Kombu dashi contains umami of glutamate, a kind of amino acid. In ichiban dashi, the synergistic effect that occurs from glutamate and inosinate of nucleotide makes us taste umami 8 times more than the quantity of the real umami substance. A research study reported that umami synergy becomes the strongest when the amounts of glutamate and inosinate are almost the same. So, the recipe of ichiban dashi served at restaurants in Kyoto can be said to be very reasonable.

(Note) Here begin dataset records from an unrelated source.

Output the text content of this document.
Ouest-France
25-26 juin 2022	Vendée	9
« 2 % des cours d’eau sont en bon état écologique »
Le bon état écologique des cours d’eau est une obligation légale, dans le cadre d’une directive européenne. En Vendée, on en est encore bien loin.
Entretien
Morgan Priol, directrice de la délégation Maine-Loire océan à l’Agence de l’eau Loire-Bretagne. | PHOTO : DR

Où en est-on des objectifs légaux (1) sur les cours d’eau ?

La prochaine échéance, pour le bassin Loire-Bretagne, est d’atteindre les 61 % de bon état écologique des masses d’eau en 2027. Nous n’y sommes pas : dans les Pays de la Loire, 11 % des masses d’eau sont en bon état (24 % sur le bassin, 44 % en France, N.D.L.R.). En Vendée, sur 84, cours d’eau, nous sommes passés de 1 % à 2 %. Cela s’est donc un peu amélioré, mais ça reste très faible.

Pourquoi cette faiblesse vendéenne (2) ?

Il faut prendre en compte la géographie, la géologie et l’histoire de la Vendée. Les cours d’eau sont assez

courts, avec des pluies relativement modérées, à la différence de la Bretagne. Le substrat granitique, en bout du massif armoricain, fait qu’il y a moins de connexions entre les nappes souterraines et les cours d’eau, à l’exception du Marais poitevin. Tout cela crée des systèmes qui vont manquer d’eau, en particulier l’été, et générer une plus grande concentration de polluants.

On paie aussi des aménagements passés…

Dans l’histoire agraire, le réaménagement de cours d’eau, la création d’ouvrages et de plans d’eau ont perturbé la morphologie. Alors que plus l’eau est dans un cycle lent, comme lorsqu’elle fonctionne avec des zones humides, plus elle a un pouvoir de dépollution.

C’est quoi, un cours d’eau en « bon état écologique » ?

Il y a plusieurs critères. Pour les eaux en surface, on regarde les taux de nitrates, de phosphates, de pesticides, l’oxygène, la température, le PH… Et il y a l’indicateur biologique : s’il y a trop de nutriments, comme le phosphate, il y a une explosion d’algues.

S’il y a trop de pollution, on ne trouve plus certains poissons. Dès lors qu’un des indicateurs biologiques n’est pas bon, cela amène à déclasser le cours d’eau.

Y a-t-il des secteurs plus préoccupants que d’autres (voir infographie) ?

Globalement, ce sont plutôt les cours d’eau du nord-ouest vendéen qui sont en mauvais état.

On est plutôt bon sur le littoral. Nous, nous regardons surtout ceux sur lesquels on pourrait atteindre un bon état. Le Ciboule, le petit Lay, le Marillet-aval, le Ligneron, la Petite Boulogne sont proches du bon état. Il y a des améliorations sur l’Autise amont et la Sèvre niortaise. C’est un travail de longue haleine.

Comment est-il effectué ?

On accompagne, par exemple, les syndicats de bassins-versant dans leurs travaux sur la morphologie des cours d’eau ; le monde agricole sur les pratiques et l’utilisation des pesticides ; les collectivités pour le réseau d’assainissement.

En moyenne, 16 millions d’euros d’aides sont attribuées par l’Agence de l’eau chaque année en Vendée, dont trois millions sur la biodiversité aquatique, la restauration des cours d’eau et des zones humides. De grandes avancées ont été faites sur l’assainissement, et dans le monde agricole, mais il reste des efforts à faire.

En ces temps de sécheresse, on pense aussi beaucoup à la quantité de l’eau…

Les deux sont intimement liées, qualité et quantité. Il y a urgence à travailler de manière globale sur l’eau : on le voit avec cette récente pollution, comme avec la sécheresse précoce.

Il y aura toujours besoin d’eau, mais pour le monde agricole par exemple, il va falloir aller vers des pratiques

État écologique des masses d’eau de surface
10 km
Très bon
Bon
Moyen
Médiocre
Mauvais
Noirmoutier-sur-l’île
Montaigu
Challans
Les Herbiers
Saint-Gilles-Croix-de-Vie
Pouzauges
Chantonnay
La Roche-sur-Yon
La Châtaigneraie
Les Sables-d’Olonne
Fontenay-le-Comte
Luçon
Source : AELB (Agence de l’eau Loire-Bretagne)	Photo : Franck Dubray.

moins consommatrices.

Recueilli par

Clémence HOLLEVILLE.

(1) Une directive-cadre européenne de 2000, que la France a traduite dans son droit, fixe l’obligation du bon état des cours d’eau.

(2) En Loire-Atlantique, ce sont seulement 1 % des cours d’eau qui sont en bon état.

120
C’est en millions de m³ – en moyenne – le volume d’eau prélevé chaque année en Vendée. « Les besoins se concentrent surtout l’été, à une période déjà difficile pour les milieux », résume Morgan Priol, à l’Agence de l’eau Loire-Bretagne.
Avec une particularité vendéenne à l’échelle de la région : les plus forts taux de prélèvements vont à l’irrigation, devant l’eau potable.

Healthy Japanese cuisine in the
global spotlight

Recent years have seen a growing shift in the developed world toward fewer calories and animal fats, as people aimed to prevent lifestyle diseases and maintain good health. As part of this dietary trend, Japanese cuisine has enjoyed burgeoning popularity, thanks to its health properties. Rather than relying on animal fats, Japanese cooking uses the umami of dashi to highlight the intrinsic flavors of ingredients, and chefs from all over the world have started visiting Japan to study these cooking techniques.

In learning how to make Japanese dashi, they master the use of umami as an alternative to animal fats before going on to develop their own approaches to umami-oriented cooking. For instance, a kaiseki-style bento box made by one traditional Japanese restaurant uses over 40 different ingredients yet contains fewer than 500 calories. The secret is the Japanese cooking technique of using the umami of dashi to enhance flavors.